Daniel Calparsoro siempre ha permanecido fiel a un cierto cine de género más próximo a los estándares estadounidenses que al tipo de producto que está acostumbrado a ofertar nuestra cinematografía. En apariencia, su progresión podría medirse en base al grado de semejanza (cada vez mayor, según dicen) que poseen sus películas respecto al cine que factura habitualmente Hollywood, criterio que en el fondo resulta mezquino, además de falso. Ya en Asfalto, por ejemplo, su forma de rodar la acción (con mucha sequedad, con una violencia hiriente y poderosamente escenificada) revelaba un notable dominio del lenguaje cinematográfico. No hay, o al menos yo no sé detectar, una progresión real a un nivel puramente técnico, pero sí es cierto aquello que apuntan determinados críticos y espectadores de que cada nueva película suya parece «menos española que la anterior» (sic) o, lo que viene a ser lo mismo, más americana. Pero creo que tal sensación no se debe tanto a una mejoría en el aspecto global de la cinta como a un (consciente) vaciado de personalidad temática y lingüística, a una domesticación narrativa basada en el uso y asimilación de elementos prestados para construir sus sucesivas ficciones.
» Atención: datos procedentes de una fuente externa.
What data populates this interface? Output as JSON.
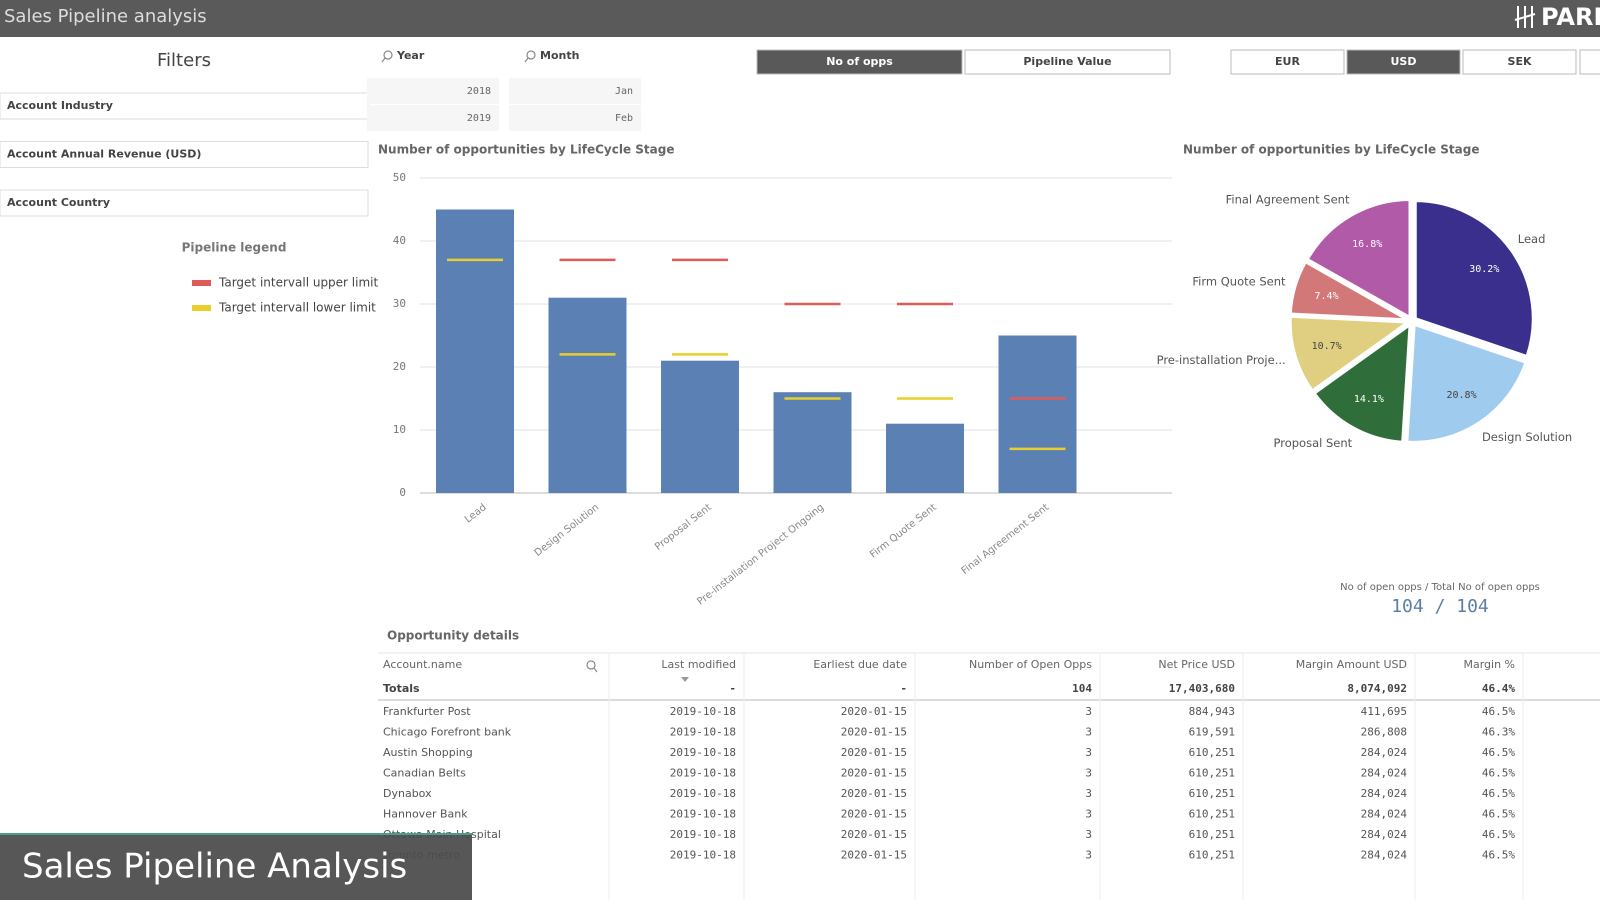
{
  "header": {
    "title": "Sales Pipeline analysis",
    "logo": "PARK"
  },
  "filters": {
    "title": "Filters",
    "items": [
      "Account Industry",
      "Account Annual Revenue (USD)",
      "Account Country"
    ]
  },
  "year_filter": {
    "label": "Year",
    "values": [
      "2018",
      "2019"
    ]
  },
  "month_filter": {
    "label": "Month",
    "values": [
      "Jan",
      "Feb"
    ]
  },
  "measure_buttons": {
    "items": [
      "No of opps",
      "Pipeline Value"
    ],
    "selected": 0
  },
  "currency_buttons": {
    "items": [
      "EUR",
      "USD",
      "SEK"
    ],
    "selected": 1
  },
  "pipeline_legend": {
    "title": "Pipeline legend"
  },
  "chart_data": [
    {
      "type": "bar",
      "title": "Number of opportunities by LifeCycle Stage",
      "categories": [
        "Lead",
        "Design Solution",
        "Proposal Sent",
        "Pre-installation Project Ongoing",
        "Firm Quote Sent",
        "Final Agreement Sent"
      ],
      "values": [
        45,
        31,
        21,
        16,
        11,
        25
      ],
      "color": "#5b80b4",
      "markers": [
        {
          "name": "Target intervall upper limit",
          "color": "#e05a5a",
          "values": [
            null,
            37,
            37,
            30,
            30,
            15
          ]
        },
        {
          "name": "Target intervall lower limit",
          "color": "#e8cf2c",
          "values": [
            37,
            22,
            22,
            15,
            15,
            7
          ]
        }
      ],
      "ylim": [
        0,
        50
      ],
      "yticks": [
        0,
        10,
        20,
        30,
        40,
        50
      ],
      "grid": true
    },
    {
      "type": "pie",
      "title": "Number of opportunities by LifeCycle Stage",
      "categories": [
        "Lead",
        "Design Solution",
        "Proposal Sent",
        "Pre-installation Proje...",
        "Firm Quote Sent",
        "Final Agreement Sent"
      ],
      "values": [
        30.2,
        20.8,
        14.1,
        10.7,
        7.4,
        16.8
      ],
      "value_labels": [
        "30.2%",
        "20.8%",
        "14.1%",
        "10.7%",
        "7.4%",
        "16.8%"
      ],
      "colors": [
        "#3a2f8c",
        "#9ecbee",
        "#2f6d3b",
        "#e0cf80",
        "#d27878",
        "#b05aa8"
      ]
    }
  ],
  "kpi": {
    "label": "No of open opps / Total No of open opps",
    "value": "104 / 104"
  },
  "table": {
    "title": "Opportunity details",
    "columns": [
      "Account.name",
      "Last modified",
      "Earliest due date",
      "Number of Open Opps",
      "Net Price USD",
      "Margin Amount USD",
      "Margin %"
    ],
    "totals": [
      "Totals",
      "-",
      "-",
      "104",
      "17,403,680",
      "8,074,092",
      "46.4%"
    ],
    "rows": [
      [
        "Frankfurter Post",
        "2019-10-18",
        "2020-01-15",
        "3",
        "884,943",
        "411,695",
        "46.5%"
      ],
      [
        "Chicago Forefront bank",
        "2019-10-18",
        "2020-01-15",
        "3",
        "619,591",
        "286,808",
        "46.3%"
      ],
      [
        "Austin Shopping",
        "2019-10-18",
        "2020-01-15",
        "3",
        "610,251",
        "284,024",
        "46.5%"
      ],
      [
        "Canadian Belts",
        "2019-10-18",
        "2020-01-15",
        "3",
        "610,251",
        "284,024",
        "46.5%"
      ],
      [
        "Dynabox",
        "2019-10-18",
        "2020-01-15",
        "3",
        "610,251",
        "284,024",
        "46.5%"
      ],
      [
        "Hannover Bank",
        "2019-10-18",
        "2020-01-15",
        "3",
        "610,251",
        "284,024",
        "46.5%"
      ],
      [
        "Ottawa Main Hospital",
        "2019-10-18",
        "2020-01-15",
        "3",
        "610,251",
        "284,024",
        "46.5%"
      ],
      [
        "Toronto metro",
        "2019-10-18",
        "2020-01-15",
        "3",
        "610,251",
        "284,024",
        "46.5%"
      ]
    ]
  },
  "banner": {
    "title": "Sales Pipeline Analysis"
  }
}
Combustión es el último ejemplo de esto que decimos: un festival de lugares comunes saqueados de diversas fuentes (bueno, es básicamente una versión hispana de A todo gas con menos carreras y actores menos ceporros, pero con una poética de la rebeldía y una estética ‹tunning› muy similares; incluso la relación de problemática camaradería que establecen Alberto Amman y Álex González parece una réplica de la que mantienen Vin Diesel y Paul Walker, enfrentados esta vez por una mujer en lugar de por pertenecer a lados opuestos de la ley) y ejecutado con la pericia de alguien muy fogueado en esto del cine de acción, pero sin demasiadas ganas de plantear retos al espectador o tan sólo de ofrecer algo mínimamente original. Como tal, Combustión es tan vistosa como cobarde. Una película de acción plana sustentada en un triángulo amoroso cuya evolución —y conclusión— se gestiona tirando de tópicos y algún aparente, pero nulo, atisbo de complejidad humana. En realidad la historia nos la sabemos entera.
Lo bueno que puede decirse de ella es que tampoco pretende mucho más. Plantea un guión sin muchas complejidades y lo conduce por lugares previsibles pero con solidez, intentando no caer demasiado en golpes de timón improcedentes ni forzar excesivamente la maquinaria de la (in)verosimilitud. Finalmente se queda en un punto intermedio: no cae en la trivial pose macarra o en los sonrojantes arquetipos ‹teen› de A tres metros sobre el cielo pero tampoco logra cerrar una trama con personajes distinguidos o de desarrollo mínimamente original. Tampoco es que pidiera un Jules y Jim con coches tuneados, pero el proceso de domesticación que Calparsoro y sus guionistas aplican a su material de base (ya de por sí un poco de tercera categoría) resulta frustrante, algo notorio en su uso de la banda sonora (demasiadas canciones usadas como condimento mainstream para aligerar la asimilación de las imágenes), en el dibujo de los personajes o en sus escenas de romanticismo y sexo (con una escena de cama filmada de la forma más convencional y publicitaria posible).
Ante esto, podemos quedarnos, siendo positivos, con dos cuestiones importantes: primera, Combustión tiene empaque y no cede a un montaje caótico y precipitado a la hora de orquestar las secuencias de acción; segunda, Calparsoro dota al relato de un ritmo preciso y constante, imposibilitando que uno se aburra con ella. Podrá ser tonta, banal o previsible, pero no tediosa, y eso es de agradecer. Pero su flagrante falta de personalidad y lo desustanciado de sus imágenes le impiden alcanzar logros mayores. Tampoco es que saque excesivo provecho de los elementos que maneja: las (pocas) carreras automovilísticas que puntean la trama resultan completamente desangeladas, y el villano es muy de andar por casa. Afortunadamente, lo compensa con ligereza y economía expositivas y con la presencia de un reparto atractivo, no tanto por los competentes Ammann y González (que cumplen básicamente por físico y planta), como por la de una Adriana Ugarte que, además de aportar belleza y magnetismo, pone las dosis de talento interpretativo que sus compañeros de reparto son más reacios a explotar. En fin, un producto comercial (y orgulloso de serlo) que se ve sin problemas… y se olvida aún más fácilmente.